La préparation de l’avenir financier de ses enfants représente une préoccupation majeure pour de nombreux parents. Entre placements sécurisés et investissements à rendement, le choix d’une stratégie d’épargne adaptée nécessite une réflexion approfondie. Les experts en gestion de patrimoine recommandent plusieurs options, à moduler selon le profil fiscal et l’horizon de placement de chaque famille.
Le Livret A, une base sécurisée mais limitée
Depuis le 1er février 2026, le Livret A affiche un taux d’intérêt de 1,5 % net. Cette rémunération s’applique jusqu’à un plafond fixé à 22 950 euros.
Ce placement présente deux atouts majeurs : une sécurité totale du capital et une liquidité immédiate. Les fonds restent disponibles à tout moment, sans pénalité ni délai.
Toutefois, les spécialistes déconseillent de s’appuyer uniquement sur ce support pour financer les études supérieures. Son rendement modeste ne permet pas d’optimiser la croissance du capital sur le long terme.
Les SCPI, un rendement attractif assorti de contraintes
Les Sociétés Civiles de Placement Immobilier ont distribué un taux moyen de 4,91 % en 2025. Cette performance séduisante s’accompagne néanmoins de plusieurs particularités à prendre en compte.
Des frais d’entrée conséquents
L’accès à ce type de placement implique des frais initiaux oscillant entre 8 et 12 % du montant investi. Cette ponction initiale réduit mécaniquement la rentabilité nette à court terme.
Une liquidité réduite
La revente de parts de SCPI peut s’avérer délicate en période de tensions sur le marché immobilier.
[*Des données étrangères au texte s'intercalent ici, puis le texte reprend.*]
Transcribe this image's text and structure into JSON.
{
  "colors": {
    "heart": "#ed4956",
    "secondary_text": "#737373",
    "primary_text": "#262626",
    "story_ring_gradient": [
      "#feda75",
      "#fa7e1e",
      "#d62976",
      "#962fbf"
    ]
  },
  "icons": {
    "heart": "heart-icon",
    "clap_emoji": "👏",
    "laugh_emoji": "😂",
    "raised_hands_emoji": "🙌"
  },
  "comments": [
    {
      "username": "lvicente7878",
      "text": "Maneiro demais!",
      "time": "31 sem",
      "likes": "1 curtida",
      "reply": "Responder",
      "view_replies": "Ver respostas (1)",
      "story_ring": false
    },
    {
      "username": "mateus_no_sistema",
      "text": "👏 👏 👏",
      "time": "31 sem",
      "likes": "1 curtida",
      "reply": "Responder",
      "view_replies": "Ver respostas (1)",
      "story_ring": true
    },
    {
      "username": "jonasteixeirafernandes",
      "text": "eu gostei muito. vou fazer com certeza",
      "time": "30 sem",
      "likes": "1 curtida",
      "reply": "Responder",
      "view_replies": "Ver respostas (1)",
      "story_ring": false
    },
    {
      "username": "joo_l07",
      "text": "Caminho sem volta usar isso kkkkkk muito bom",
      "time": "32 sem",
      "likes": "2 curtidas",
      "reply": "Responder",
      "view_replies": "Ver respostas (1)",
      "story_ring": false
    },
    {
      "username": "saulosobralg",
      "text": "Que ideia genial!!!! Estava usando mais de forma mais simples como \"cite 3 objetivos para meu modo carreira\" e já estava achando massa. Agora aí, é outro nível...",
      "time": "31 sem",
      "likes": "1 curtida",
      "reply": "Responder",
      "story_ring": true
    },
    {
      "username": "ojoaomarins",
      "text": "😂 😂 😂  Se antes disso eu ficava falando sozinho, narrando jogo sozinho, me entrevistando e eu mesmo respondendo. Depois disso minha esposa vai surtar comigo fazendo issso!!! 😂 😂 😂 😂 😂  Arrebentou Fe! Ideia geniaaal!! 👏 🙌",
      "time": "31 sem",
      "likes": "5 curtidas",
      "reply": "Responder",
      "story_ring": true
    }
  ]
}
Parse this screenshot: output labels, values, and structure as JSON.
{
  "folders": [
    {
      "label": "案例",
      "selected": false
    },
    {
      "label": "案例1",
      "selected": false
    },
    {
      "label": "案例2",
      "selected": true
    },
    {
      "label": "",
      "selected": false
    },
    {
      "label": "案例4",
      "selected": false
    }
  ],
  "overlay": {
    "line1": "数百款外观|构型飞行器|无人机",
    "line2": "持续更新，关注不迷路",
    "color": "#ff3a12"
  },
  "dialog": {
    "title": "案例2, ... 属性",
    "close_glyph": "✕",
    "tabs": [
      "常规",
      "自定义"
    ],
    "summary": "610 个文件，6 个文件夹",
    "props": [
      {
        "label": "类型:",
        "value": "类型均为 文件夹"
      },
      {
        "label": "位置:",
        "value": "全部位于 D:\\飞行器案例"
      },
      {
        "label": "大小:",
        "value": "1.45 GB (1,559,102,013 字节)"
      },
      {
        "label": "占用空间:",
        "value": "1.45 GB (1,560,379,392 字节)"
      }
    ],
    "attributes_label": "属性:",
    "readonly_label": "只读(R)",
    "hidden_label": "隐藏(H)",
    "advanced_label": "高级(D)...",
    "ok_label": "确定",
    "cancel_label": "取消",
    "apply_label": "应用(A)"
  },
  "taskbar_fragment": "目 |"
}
Le risque de perte en capital existe également, notamment en cas de retournement du secteur.
Jordan Sarralié, conseiller en gestion de patrimoine certifié, recommande une détention au nom des parents ou via une assurance-vie multisupport pour optimiser cette classe d’actifs.
Le PER, un levier fiscal pour les foyers imposés
Au troisième trimestre 2025, le Plan d’Épargne Retraite comptait 12,7 millions de titulaires pour un encours total de 141,1 milliards d’euros.
Les familles imposées à 30 % ou 41 % bénéficient de déductions fiscales significatives sur leurs versements. Cette caractéristique en fait un outil particulièrement pertinent pour réduire la pression fiscale.
En revanche, ce dispositif convient moins aux parents souhaitant conserver un contrôle direct sur l’épargne destinée à leurs enfants. L’argent versé reste bloqué jusqu’à la retraite, sauf cas de déblocage anticipé.
Trois profils familiaux, trois stratégies différentes
Pour une famille à TMI 11 % avec un enfant en bas âge
La priorité consiste à constituer une réserve de précaution en livrets réglementés à 100 % (Livret A et LDDS). Une fois ce matelas de sécurité établi, l’orientation vers une assurance-vie multisupport devient pertinente.
Pour un foyer à TMI 30 % avec un adolescent
La diversification s’impose avec une répartition équilibrée : 30 % en livret, 50 % en assurance-vie multisupport et 20 % en SCPI. Cette allocation permet de combiner sécurité et recherche de performance.
Pour un foyer fortement imposé à 41 % avec de jeunes enfants
L’optimisation fiscale guide la stratégie : 20 % en livret, 30 % en assurance-vie, 30 % en SCPI et 20 % en PER au nom du parent. Cette répartition maximise les avantages fiscaux tout en préparant l’avenir.
L’importance de commencer tôt et d’investir régulièrement
Les experts insistent sur deux principes fondamentaux : la diversification des placements et le démarrage précoce de l’épargne. Ces deux facteurs conditionnent largement la réussite d’une transmission patrimoniale.
Un versement mensuel de 100 euros pendant 20 ans génère un capital bien supérieur aux sommes effectivement investies, grâce aux intérêts composés. Cette mécanique vertueuse récompense la régularité et la patience.
L’utilisation de l’effet de levier du crédit peut également diminuer la pression fiscale dans certaines configurations patrimoniales. Cette technique nécessite toutefois un accompagnement professionnel adapté.